Asim, with Rohini Pande and others at Harvard’s Evidence for Policy Design (EPoD), promote iteration and learning as part of their “smart policy design” process. Economic tools and theory play a role, but more fundamental to smart policy design is iteration and learning. In his talk, Asim motivated this approach with an analogy to modern cars that collect data helpful to mechanics and children who learn by repeatedly trying things and seeing what happens. The basic idea is that the world is complicated enough (people are complicated enough!) that we can’t really expect to design the perfect policies or programs in one go. Rather, we need to make our best effort, see what happens, and then refine. And we need to intentionally build in opportunities to learn as we go, so that the “see what happens” part happens and the “refine” part becomes feasible.
This is obviously a key instinct behind the modern push for monitoring and evaluation (M&E). But, unfortunately, many of us involved in international development believe that this instinct is not deeply enough embedded into the culture of policy and programming. All too often, M&E is an afterthought or donor requirement to be endured. All too often, we just go through the motions, without any true, higher-level commitment to humility, iteration, and learning. But slowly things are changing. The Asims of the world are gaining traction. (To see a similar talk Asim gave on this subject a year ago, see the Youtube recording.)
You can find these same motivations for humility, iteration, and learning in the increasing push for human-centered design in development programming.

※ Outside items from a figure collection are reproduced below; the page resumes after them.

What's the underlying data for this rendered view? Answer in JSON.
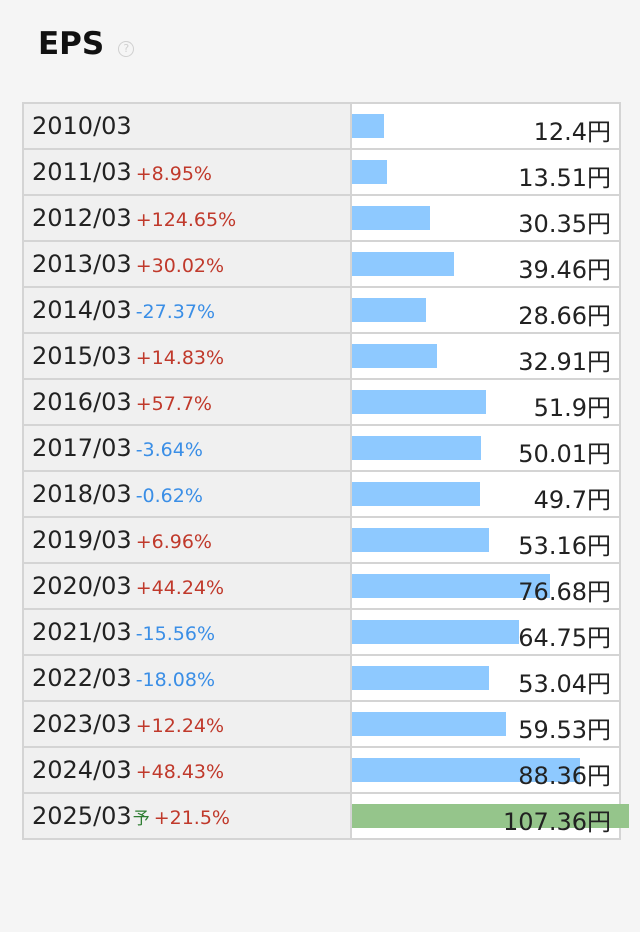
{
  "header": {
    "title": "EPS",
    "help_icon": "?"
  },
  "colors": {
    "bar_actual": "#8ec9ff",
    "bar_forecast": "#95c58b",
    "increase": "#c0392b",
    "decrease": "#3a8ee6"
  },
  "chart_data": {
    "type": "bar",
    "orientation": "horizontal",
    "title": "EPS",
    "unit": "円",
    "forecast_marker": "予",
    "categories": [
      "2010/03",
      "2011/03",
      "2012/03",
      "2013/03",
      "2014/03",
      "2015/03",
      "2016/03",
      "2017/03",
      "2018/03",
      "2019/03",
      "2020/03",
      "2021/03",
      "2022/03",
      "2023/03",
      "2024/03",
      "2025/03"
    ],
    "rows": [
      {
        "period": "2010/03",
        "change": "",
        "direction": "",
        "value": 12.4,
        "value_text": "12.4円",
        "forecast": false
      },
      {
        "period": "2011/03",
        "change": "+8.95%",
        "direction": "up",
        "value": 13.51,
        "value_text": "13.51円",
        "forecast": false
      },
      {
        "period": "2012/03",
        "change": "+124.65%",
        "direction": "up",
        "value": 30.35,
        "value_text": "30.35円",
        "forecast": false
      },
      {
        "period": "2013/03",
        "change": "+30.02%",
        "direction": "up",
        "value": 39.46,
        "value_text": "39.46円",
        "forecast": false
      },
      {
        "period": "2014/03",
        "change": "-27.37%",
        "direction": "down",
        "value": 28.66,
        "value_text": "28.66円",
        "forecast": false
      },
      {
        "period": "2015/03",
        "change": "+14.83%",
        "direction": "up",
        "value": 32.91,
        "value_text": "32.91円",
        "forecast": false
      },
      {
        "period": "2016/03",
        "change": "+57.7%",
        "direction": "up",
        "value": 51.9,
        "value_text": "51.9円",
        "forecast": false
      },
      {
        "period": "2017/03",
        "change": "-3.64%",
        "direction": "down",
        "value": 50.01,
        "value_text": "50.01円",
        "forecast": false
      },
      {
        "period": "2018/03",
        "change": "-0.62%",
        "direction": "down",
        "value": 49.7,
        "value_text": "49.7円",
        "forecast": false
      },
      {
        "period": "2019/03",
        "change": "+6.96%",
        "direction": "up",
        "value": 53.16,
        "value_text": "53.16円",
        "forecast": false
      },
      {
        "period": "2020/03",
        "change": "+44.24%",
        "direction": "up",
        "value": 76.68,
        "value_text": "76.68円",
        "forecast": false
      },
      {
        "period": "2021/03",
        "change": "-15.56%",
        "direction": "down",
        "value": 64.75,
        "value_text": "64.75円",
        "forecast": false
      },
      {
        "period": "2022/03",
        "change": "-18.08%",
        "direction": "down",
        "value": 53.04,
        "value_text": "53.04円",
        "forecast": false
      },
      {
        "period": "2023/03",
        "change": "+12.24%",
        "direction": "up",
        "value": 59.53,
        "value_text": "59.53円",
        "forecast": false
      },
      {
        "period": "2024/03",
        "change": "+48.43%",
        "direction": "up",
        "value": 88.36,
        "value_text": "88.36円",
        "forecast": false
      },
      {
        "period": "2025/03",
        "change": "+21.5%",
        "direction": "up",
        "value": 107.36,
        "value_text": "107.36円",
        "forecast": true
      }
    ],
    "xlim": [
      0,
      107.36
    ]
  }
}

But it goes far beyond the international development sector: human-centered design has been catching on pretty much everywhere solutions or processes involve humans.
The same motivations can also be found behind the “agile” software development practices that have swept the software world in recent years. Rather than think that you can design a product and develop it in one go, there is, built into agile methodology, the humility to iterate and learn all through the process.
And just like human-centered design, agile methodology has been spreading rapidly beyond software companies and IT departments. Marketing departments, for example, are becoming agile. A great friend, long-time collaborator, and Dobility supporter, Scott Brinker has blogged on this subject for years, and now he’s literally written the book on it. Humility, iteration, and learning are catching on in marketing departments around the world.
Increasingly, people want to make evidence-based decisions, they want to be data-driven. And one of the most powerful forces driving that trend is this deeper culture of humility, iteration, and learning. In my view, this is all a very good thing.
However, it puts a lot of pressure on the evidence – on the data – that people use to inform their decisions. If that evidence or data is biased or just plain wrong, what then? Have we ended up worse off rather than better? This fear is behind a lot of the resistance to these trends, behind many people’s continued reliance on gut feeling, personal experience, and blind faith.
In other words, having the right process is great, but without the right inputs that process will fail. Without good data and evidence – without effective learning – the entire approach will fail.
This is where we, the SurveyCTO team here at Dobility, have chosen to focus our energies: on making sure that the data people collect is the kind of informative, high-quality data that will foster true learning and support this culture of humility, iteration, and learning. We help people put this culture into practice, in part by tuning out the Big Data hoopla and focusing on the small data issues that matter most. And, like the Asims of the world, we’re gaining traction.